Keegan Bradley had the Twitter-verse in a twist during Sunday night’s Northern Trust Open finale. But it was not the 54-hole co-leader’s coughing up the advantage and losing, along with Phil Mickelson, to playoff winner Bill Haas that had TV viewers gagging; it was the 2011 PGA champ’s nasty habit of hocking up a few gobs of slobber during his pre-shot routine that caused a flurry of messages decrying what one tweep termed “Phlegm-gate.”
To be fair, Bradley was not the only golfer in the field last week who gave Riviera Country Club the look and feel of a major league baseball game — without all the incessant scratching and adjusting.
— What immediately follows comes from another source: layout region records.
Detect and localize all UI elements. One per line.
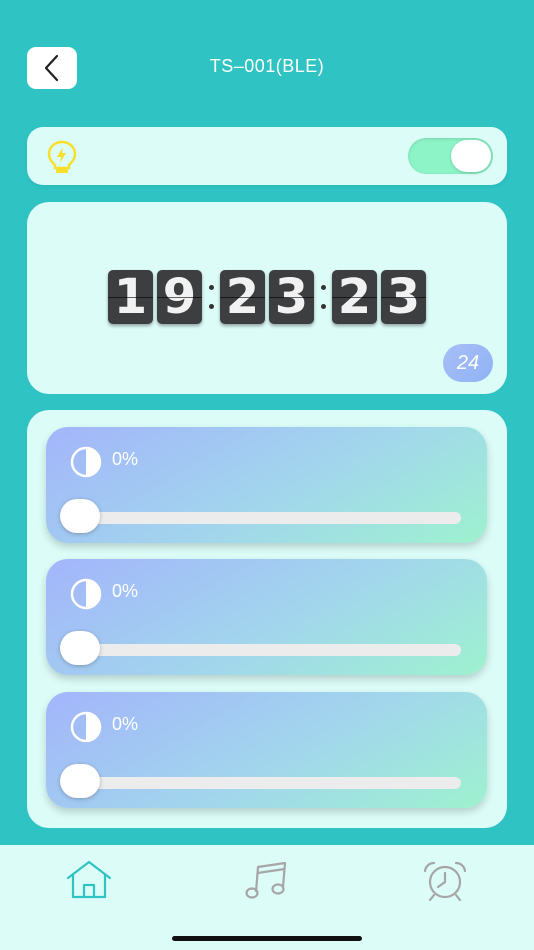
alarm-clock-icon[interactable] (420, 859, 470, 901)
slider-track[interactable] (74, 777, 461, 789)
half-circle-icon (70, 711, 102, 743)
hour-digit-1: 1 (108, 269, 153, 325)
home-icon[interactable] (64, 859, 114, 901)
slider-value-label: 0% (112, 714, 139, 734)
home-indicator (172, 936, 362, 941)
light-power-card (27, 127, 507, 185)
slider-value-label: 0% (112, 449, 139, 469)
lightbulb-icon (47, 140, 77, 173)
24-hour-format-button[interactable]: 24 (443, 344, 493, 382)
brightness-slider-card-2: 0% (46, 559, 487, 675)
minute-digit-1: 2 (220, 269, 265, 325)
clock-card: 1 9 2 3 2 3 24 (27, 202, 507, 394)
page-title: TS–001(BLE) (209, 56, 325, 76)
slider-thumb[interactable] (60, 499, 100, 533)
second-digit-2: 3 (381, 269, 426, 325)
brightness-slider-card-1: 0% (46, 427, 487, 543)
clock-colon (316, 270, 330, 324)
minute-digit-2: 3 (269, 269, 314, 325)
music-note-icon[interactable] (242, 859, 292, 901)
clock-colon (204, 270, 218, 324)
sliders-card: 0% 0% 0% (27, 410, 507, 828)
hour-digit-2: 9 (157, 269, 202, 325)
flip-clock: 1 9 2 3 2 3 (27, 269, 507, 325)
second-digit-1: 2 (332, 269, 377, 325)
brightness-slider-card-3: 0% (46, 692, 487, 808)
slider-thumb[interactable] (60, 764, 100, 798)
slider-track[interactable] (74, 512, 461, 524)
half-circle-icon (70, 446, 102, 478)
slider-value-label: 0% (112, 581, 139, 601)
toggle-knob[interactable] (451, 140, 491, 172)
light-toggle[interactable] (408, 138, 493, 174)
half-circle-icon (70, 578, 102, 610)
slider-thumb[interactable] (60, 631, 100, 665)
slider-track[interactable] (74, 644, 461, 656)
tab-bar (0, 845, 534, 950)
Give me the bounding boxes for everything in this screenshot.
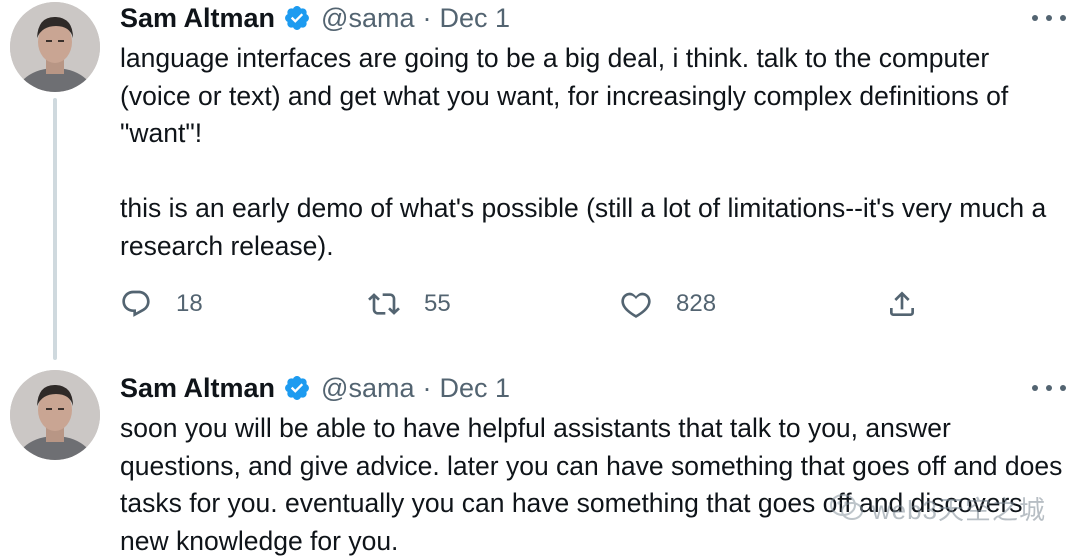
- verified-badge-icon: [285, 6, 310, 30]
- avatar[interactable]: [10, 370, 100, 460]
- author-name[interactable]: Sam Altman: [120, 3, 275, 34]
- retweet-button[interactable]: 55: [368, 284, 451, 324]
- header-separator: ·: [422, 2, 432, 33]
- header-separator: ·: [422, 372, 432, 403]
- more-options-icon[interactable]: [1032, 8, 1066, 28]
- tweet[interactable]: Sam Altman @sama · Dec 1 soon you will b…: [0, 360, 1080, 556]
- tweet-text: soon you will be able to have helpful as…: [120, 413, 1063, 556]
- wechat-icon: [829, 494, 863, 520]
- tweet-date[interactable]: Dec 1: [439, 373, 510, 404]
- retweet-count: 55: [424, 290, 451, 317]
- watermark-text: web3天空之城: [871, 494, 1046, 525]
- reply-button[interactable]: 18: [120, 284, 203, 324]
- retweet-icon: [368, 293, 400, 315]
- share-icon: [890, 291, 914, 316]
- like-count: 828: [676, 290, 717, 317]
- share-button[interactable]: [886, 284, 918, 324]
- author-handle[interactable]: @sama: [321, 373, 414, 404]
- reply-icon: [122, 290, 150, 317]
- thread-connector-line: [53, 98, 57, 360]
- avatar[interactable]: [10, 2, 100, 92]
- tweet-header: Sam Altman @sama · Dec 1: [120, 0, 510, 36]
- tweet-thread: Sam Altman @sama · Dec 1 language interf…: [0, 0, 1080, 556]
- more-options-icon[interactable]: [1032, 378, 1066, 398]
- author-name[interactable]: Sam Altman: [120, 373, 275, 404]
- watermark: web3天空之城: [829, 490, 1046, 526]
- tweet-text: language interfaces are going to be a bi…: [120, 43, 1047, 261]
- like-icon: [621, 292, 651, 318]
- tweet-header: Sam Altman @sama · Dec 1: [120, 370, 510, 406]
- author-handle[interactable]: @sama: [321, 3, 414, 34]
- verified-badge-icon: [285, 376, 310, 400]
- like-button[interactable]: 828: [620, 284, 716, 324]
- tweet-date[interactable]: Dec 1: [439, 3, 510, 34]
- tweet-actions: 18 55 828: [120, 284, 930, 324]
- tweet[interactable]: Sam Altman @sama · Dec 1 language interf…: [0, 0, 1080, 360]
- reply-count: 18: [176, 290, 203, 317]
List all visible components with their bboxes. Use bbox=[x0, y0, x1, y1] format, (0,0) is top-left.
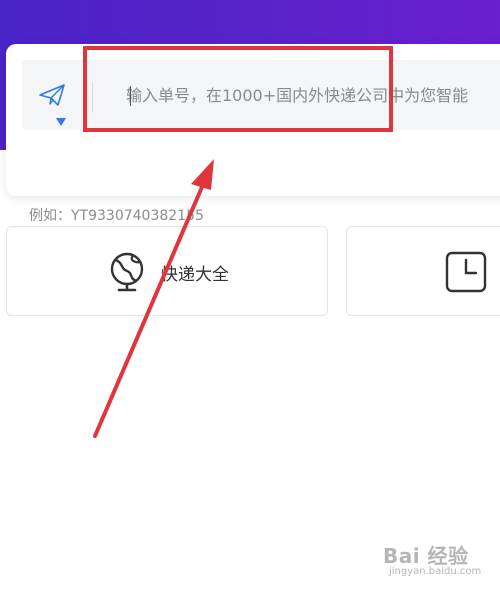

Golf Channel and CBS cameras caught Dustin Johnson and Pat Perez discharging a few juicy tidbits as well.
Spitting is hardly a new phenomenon practiced by golf’s new breed. Tiger Woods gets a regular skewering for watering the greens with his spittle, and who can forget Sergio Garcia’s particularly repugnant display of frustration when he left his calling card at the bottom of the 13th hole at Doral in 2007?
But Bradley’s constant spraying, combined with the bazillion practice swings he made before finally taking a swipe at the ball, was just too much for many observers.
“I must say I do like young Bradley’s pre shot routine,” tweeted someone pretending to be BBC commentator Peter Allis, “twitching and spiting like labrador on acid.”
Canadian scribe Bob Weeks wondered whether Bradley’s drooling had run afoul of the Rules of Golf. “If Keegan Bradley horks in the bunker and his loogie lands in the sand,” posited @Bobatscoregolf, “is that a penalty for grounding?
Karen Stupples, an LPGA Tour golfer from England, weighed in as well. “its just disgusting,” tweeted @Kstupples, “and really no need for it!”
And when one of Bradley’s globs trickled down his shirt and never made it to the turf, a member of the Twitterati earned Tweet of the Night honors by opining that last year’s Rookie of the Year “spitslikeagirl!”
We’ll never know what, if anything, PGA officials plan to do about the drooling epidemic that’s rampant on the tour, but Bradley may be hearing from one outspoken spectator who told the world he was not amused by what he saw flying from the lips of Pat Bradley’s nephew.
“I’m amazed he’s got spit still left,” CBS analyst Gary McCord said as Bradley readied his bunker shot on the second playoff hole. “There it is again. I’m going to talk to Keegan about the spitting.”